À terme, ce phénomène touchera l’entièreté de la planète. Présentement, il est souvent considéré comme conjoncturel dans les pays occidentaux, principalement dans les sociétés qui ont vécu un baby-boom remarqué suivi d’un baby-bust important. C’est le cas, entre autres, du Québec.

Le présent article se veut une analyse de l’évolution démographique de la population québécoise.

Un examen de la situation au Québec – où tant le baby-boom que le baby-bust ont été exceptionnels – nous amènera à revoir certaines modalités de nos programmes sociaux tant dans le domaine de la santé que dans celui des retraites pour faciliter une gérance de la vie en société qui soit équitable pour toutes les générations, tant pour les vieux que pour les jeunes.
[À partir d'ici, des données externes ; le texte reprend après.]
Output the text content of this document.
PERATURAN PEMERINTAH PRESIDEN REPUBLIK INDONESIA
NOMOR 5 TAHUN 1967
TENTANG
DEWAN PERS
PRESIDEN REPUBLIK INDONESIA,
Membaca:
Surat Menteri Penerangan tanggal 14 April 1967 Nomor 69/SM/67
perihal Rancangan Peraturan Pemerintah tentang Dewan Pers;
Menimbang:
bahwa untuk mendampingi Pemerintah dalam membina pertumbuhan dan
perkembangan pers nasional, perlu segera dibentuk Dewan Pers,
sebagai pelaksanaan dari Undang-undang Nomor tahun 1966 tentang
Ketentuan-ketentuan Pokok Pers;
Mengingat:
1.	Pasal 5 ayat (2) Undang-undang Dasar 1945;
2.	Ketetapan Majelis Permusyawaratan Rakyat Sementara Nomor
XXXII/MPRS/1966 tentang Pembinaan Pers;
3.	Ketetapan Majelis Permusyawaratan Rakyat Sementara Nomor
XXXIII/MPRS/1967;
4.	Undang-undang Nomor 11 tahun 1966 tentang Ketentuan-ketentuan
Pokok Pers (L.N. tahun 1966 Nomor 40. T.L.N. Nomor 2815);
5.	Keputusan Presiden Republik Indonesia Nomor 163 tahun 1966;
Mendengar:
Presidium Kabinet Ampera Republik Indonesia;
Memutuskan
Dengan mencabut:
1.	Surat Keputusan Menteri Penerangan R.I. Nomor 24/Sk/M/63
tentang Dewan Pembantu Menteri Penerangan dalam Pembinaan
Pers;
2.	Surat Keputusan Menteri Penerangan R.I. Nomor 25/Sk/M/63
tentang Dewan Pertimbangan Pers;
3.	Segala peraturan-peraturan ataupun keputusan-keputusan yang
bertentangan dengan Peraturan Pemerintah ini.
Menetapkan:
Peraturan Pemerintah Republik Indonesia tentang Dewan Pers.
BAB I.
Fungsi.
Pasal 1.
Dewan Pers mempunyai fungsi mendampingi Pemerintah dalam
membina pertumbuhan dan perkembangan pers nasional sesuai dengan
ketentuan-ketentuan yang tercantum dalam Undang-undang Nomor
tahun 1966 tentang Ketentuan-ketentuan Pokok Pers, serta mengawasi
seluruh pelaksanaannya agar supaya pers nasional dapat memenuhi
Le tout dans un contexte d’éthique intergénérationnelle, définie comme un bon dosage de solidarité intergénérationnelle et d’équité intergénérationnelle.

En premier lieu, nous différencierons ce que l’on entend par « vieillissement des individus » et « vieillissement des populations », aussi appelé ou « vieillissement démographique ». Ensuite, nous aborderons les impacts du vieillissement démographique sur les systèmes de sécurité sociale, dans le but de décrire comment nous pouvons faire pour éviter certains effets pervers de l’État providence pour faire face à une évolution démographique non envisagée lors de son établissement (Véron et al., 2004, 2007).

Vieillissement des individus et personnes âgées

De tout temps, il y a eu des personnes âgées – des vieillards –, même lorsque la mortalité était très forte. Même si parler des vieillards peut de nos jours ne pas être « politically correct », il faut savoir que les sociétés qui avaient une espérance de vie de 25 ans voyaient 15 % de leurs enfants atteindre l’âge de 60 ans, avoir une espérance de vie à cet âge de 10 ans et devenir vieux, voire très vieux, puisque certains atteignaient presque 100 ans. Ils étaient le fruit d’une forte sélection naturelle.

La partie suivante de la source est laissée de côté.